Getting Around

Hiring a car is the best way to get out and about, giving you the freedom to explore the island at your leisure, but there are trains across the island and a bus service as well as ferries to the smaller islands and the Italian or even African mainland.

By Car

By car, it only takes a few minutes to escape from the tourist routes into the untouched countryside, either along the spectacular coastline or in the mountains. The island is dotted with historic towns and villages that are a delight to explore, as are the numerous archaeological sites.

Most of our self-catering properties are located in the countryside, a few kilometres away from beaches and main towns, it is therefore essential to have a car.

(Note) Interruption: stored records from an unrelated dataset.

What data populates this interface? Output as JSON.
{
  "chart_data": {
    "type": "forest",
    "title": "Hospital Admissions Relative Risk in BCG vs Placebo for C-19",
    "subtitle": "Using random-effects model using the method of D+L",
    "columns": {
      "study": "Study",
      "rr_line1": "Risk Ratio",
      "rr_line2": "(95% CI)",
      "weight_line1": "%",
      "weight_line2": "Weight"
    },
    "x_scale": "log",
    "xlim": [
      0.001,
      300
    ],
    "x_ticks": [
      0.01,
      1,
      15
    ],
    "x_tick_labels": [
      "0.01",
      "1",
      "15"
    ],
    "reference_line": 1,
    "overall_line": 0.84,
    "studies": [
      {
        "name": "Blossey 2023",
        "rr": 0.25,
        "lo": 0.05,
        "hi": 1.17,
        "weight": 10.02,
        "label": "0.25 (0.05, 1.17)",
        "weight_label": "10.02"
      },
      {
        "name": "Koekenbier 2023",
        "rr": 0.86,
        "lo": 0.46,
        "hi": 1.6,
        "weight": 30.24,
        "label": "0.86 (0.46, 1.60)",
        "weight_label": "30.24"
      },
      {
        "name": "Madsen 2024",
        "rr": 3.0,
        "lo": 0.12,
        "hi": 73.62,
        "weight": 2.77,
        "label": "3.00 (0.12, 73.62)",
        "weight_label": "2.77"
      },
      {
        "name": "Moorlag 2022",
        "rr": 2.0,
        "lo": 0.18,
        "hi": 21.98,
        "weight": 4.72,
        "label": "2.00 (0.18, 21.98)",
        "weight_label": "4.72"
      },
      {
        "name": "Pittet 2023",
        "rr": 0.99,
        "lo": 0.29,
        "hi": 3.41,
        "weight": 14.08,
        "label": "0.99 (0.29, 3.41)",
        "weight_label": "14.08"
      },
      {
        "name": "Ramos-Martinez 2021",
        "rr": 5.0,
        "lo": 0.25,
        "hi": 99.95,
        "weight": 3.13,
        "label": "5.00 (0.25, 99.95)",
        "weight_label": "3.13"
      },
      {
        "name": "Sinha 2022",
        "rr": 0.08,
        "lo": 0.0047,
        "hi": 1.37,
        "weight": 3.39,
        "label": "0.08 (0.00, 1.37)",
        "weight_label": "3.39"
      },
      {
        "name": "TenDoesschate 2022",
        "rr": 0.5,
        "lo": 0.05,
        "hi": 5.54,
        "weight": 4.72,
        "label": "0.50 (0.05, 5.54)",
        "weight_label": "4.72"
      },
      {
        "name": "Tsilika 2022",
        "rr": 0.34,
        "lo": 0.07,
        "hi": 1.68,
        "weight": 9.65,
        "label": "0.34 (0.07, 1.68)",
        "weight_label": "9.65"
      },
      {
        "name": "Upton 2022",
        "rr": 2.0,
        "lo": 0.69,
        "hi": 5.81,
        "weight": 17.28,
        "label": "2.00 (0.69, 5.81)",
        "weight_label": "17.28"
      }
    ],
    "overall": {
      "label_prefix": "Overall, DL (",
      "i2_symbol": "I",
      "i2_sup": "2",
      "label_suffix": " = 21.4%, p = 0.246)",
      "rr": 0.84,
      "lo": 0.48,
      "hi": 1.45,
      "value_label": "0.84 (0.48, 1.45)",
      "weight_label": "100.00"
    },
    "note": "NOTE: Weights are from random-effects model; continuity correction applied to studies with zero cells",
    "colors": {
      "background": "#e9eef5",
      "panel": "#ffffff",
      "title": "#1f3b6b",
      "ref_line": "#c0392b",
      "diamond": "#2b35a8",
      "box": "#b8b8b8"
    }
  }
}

Car hire is in great demand in July and August and not all car hire grades are available and so it is advisable to pre-book early. More information about car hire.

There are quality motorways linking the main cities, as well as dual carriageways and a few toll roads. The smaller roads tend to be narrower and winding but as a consequence offer some spectacular views.

Please drive carefully, especially at first, as it may take you some time before you feel comfortable driving in Sicily. Extra care will need to be taken for guests staying in properties accessed by unmade or rural roads. Drive well on the right hand side, remembering that minor, narrow roads may be unmarked but are still two-way. Bridges are often single lanes.

Remember that when rain occurs after a long dry period, the roads can become extremely slippery so always exercise caution.

By Train

There is a train service around much of the island but it is not always a convenient option compared to car hire. For information on train times and for buying tickets in advance please visit TrenItalia.com. Please remember to get your ticket validated immediately before you board your train in the small orange machines at the station.

By Bus

Many towns and villages are served by a network of buses. Timetables however are not always adhered to and services on a Sunday tend to be somewhat restricted. The blue buses run between cities, while the orange buses provide a more local service. Tickets should be bought before you board the bus from biglietteria, kiosks that sell newspapers, magazine and cigarettes. These must be validated when you board the bus as travelling with an unvalidated ticket (or no ticket) will incur a fine.

There are three companies operating on Sicily and you’ll find their timetables here SAIS, Interbus and AST.

Buggy in the Quattro Canti, Palermo - bepsy  |  Shutterstockbepsy | Shutterstock

By Taxi

Taxis can be expensive and although there are some fixed fares, for example between the airport and a local city, ALWAYS, agree the price before getting into a taxi. The same applies to any horse-drawn carriages or the three wheel vehicles that can be seen haring around some cities.